I've tried to solve that, but still to no avail. I wonder if that is a silly question, but I haven't had any success searching for the answer either, so I apologize in advance if that's the case.
 A: Let's try this when $n=2$:  An orthonormal basis emerges from the Gram--Schmidt process:
$$
f_0=1,\qquad f_1=2\sqrt{3}\left(x-\frac12\right), \qquad f_2=6\sqrt{5}\left(x^2 - x + \frac16\right)
$$
Now observe that $f_2'=6\sqrt{5}(2)\left(x-\frac12\right) = 2\sqrt{15}f_1$ and $f_1'= 2\sqrt{3} f_0$ and $f_0'=0$, so the matrix is
$$
\begin{bmatrix}
0 & 2\sqrt{3} & 0 \\ 0 & 0 & 2\sqrt{15} \\ 0 & 0 & 0
\end{bmatrix}.
$$
The matrix of the adjoint ought to be the transpose of this:
$$
\begin{bmatrix}
0 & 0 & 0 \\
2\sqrt{3} & 0 & 0 \\
0 & 2\sqrt{15} & 0
\end{bmatrix}.
$$
So $f_0 \mapsto 2\sqrt{3}\,f_1$ and $f_1\mapsto 2\sqrt{15}\, f_2$ and $f_2\mapsto 0$.
A: In this business, to find the (formal) adjoint of a differential operator, integrate by parts. If $T = \frac{d}{dt}$, then
\begin{align*} 
\langle Tf, g\rangle &= \int_0^1 f'(t)g(t)dt \\
&= f(t)g(t)\bigg|_0^1 - \int_0^1 f(t)g'(t)dt \\
&= f(t)g(t)\bigg|_0^1 - \langle f,Tg\rangle \\
&= \bigg( f(1)g(1) - f(0)g(0)\bigg) - \langle f,Tg\rangle 
\end{align*}
This is easier if you restrict to the space of polynomials which have $f(0) = f(1)$ (often, both zero); then, $T^* = -T$. Otherwise, as Daniel Fischer points out, you need an operator $B$ which has $\langle f, Bg \rangle = f(1)g(1) - f(0)g(0).$
A: Let us think matrix representations with the basis $S=\{1,t,...,t^n\}$. Say $T$ represents derivative operator and $M$ represents inner product.
$\langle Df,g \rangle = \langle f , D^*g\rangle$ where $D$ is derivative operator and $f$ and $g$ are any polynomials in $P^n(\mathbb{R})$.
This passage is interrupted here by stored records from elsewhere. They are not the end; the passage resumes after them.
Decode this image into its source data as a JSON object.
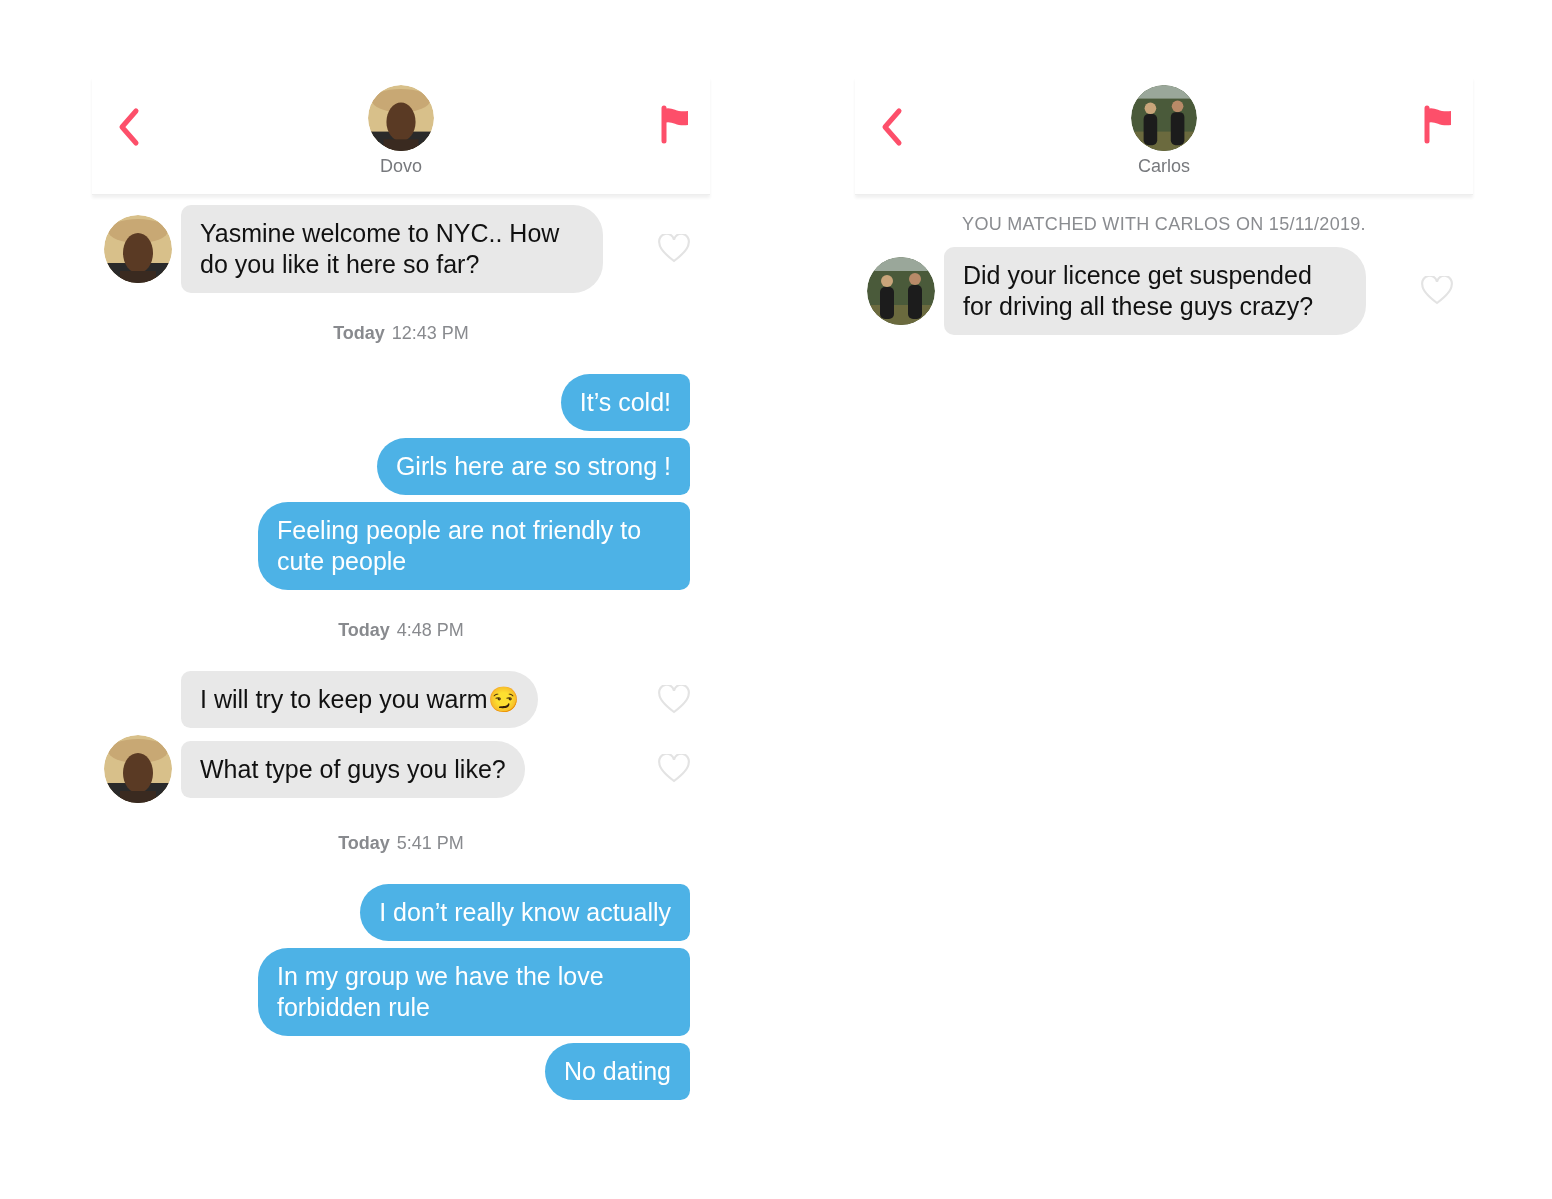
{
  "panels": [
    {
      "contact": {
        "name": "Dovo"
      },
      "messages": [
        {
          "kind": "received",
          "text": "Yasmine welcome to NYC.. How do you like it here so far?",
          "avatar": true,
          "liked": false
        },
        {
          "kind": "timestamp",
          "day": "Today",
          "time": "12:43 PM"
        },
        {
          "kind": "sent",
          "text": "It’s cold!"
        },
        {
          "kind": "sent",
          "text": "Girls here are so strong !"
        },
        {
          "kind": "sent",
          "text": "Feeling people are not friendly to cute people"
        },
        {
          "kind": "timestamp",
          "day": "Today",
          "time": "4:48 PM"
        },
        {
          "kind": "received",
          "text": "I will try to keep you warm😏",
          "avatar": false,
          "liked": false
        },
        {
          "kind": "received",
          "text": "What type of guys you like?",
          "avatar": true,
          "liked": false
        },
        {
          "kind": "timestamp",
          "day": "Today",
          "time": "5:41 PM"
        },
        {
          "kind": "sent",
          "text": "I don’t really know actually"
        },
        {
          "kind": "sent",
          "text": "In my group we have the love forbidden rule"
        },
        {
          "kind": "sent",
          "text": "No dating"
        }
      ]
    },
    {
      "contact": {
        "name": "Carlos"
      },
      "messages": [
        {
          "kind": "match_note",
          "text": "YOU MATCHED WITH CARLOS ON 15/11/2019."
        },
        {
          "kind": "received",
          "text": "Did your licence get suspended for driving all these guys crazy?",
          "avatar": true,
          "liked": false
        }
      ]
    }
  ]
}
Let $u$ and $v$ be representations of $f$ and $g$. (if $f(t)=5t^3+2$, then $u=(2,0,0,5)^T$). Then $\langle Df,g \rangle = \langle f , D^*g\rangle$ is equivalent to (for all $u,v \in \mathbb{R}^{n+1}$)
$$(Tu)^TMv=u^TMT^*v \iff u^TT^TMv = u^TMT^*v \iff T^*=M^{-1}T^TM$$
Note that $T^*$ represents $D^*$. After finding the $(n+1)\times(n+1)$ matrix $T^*$, $D^*$ will be found.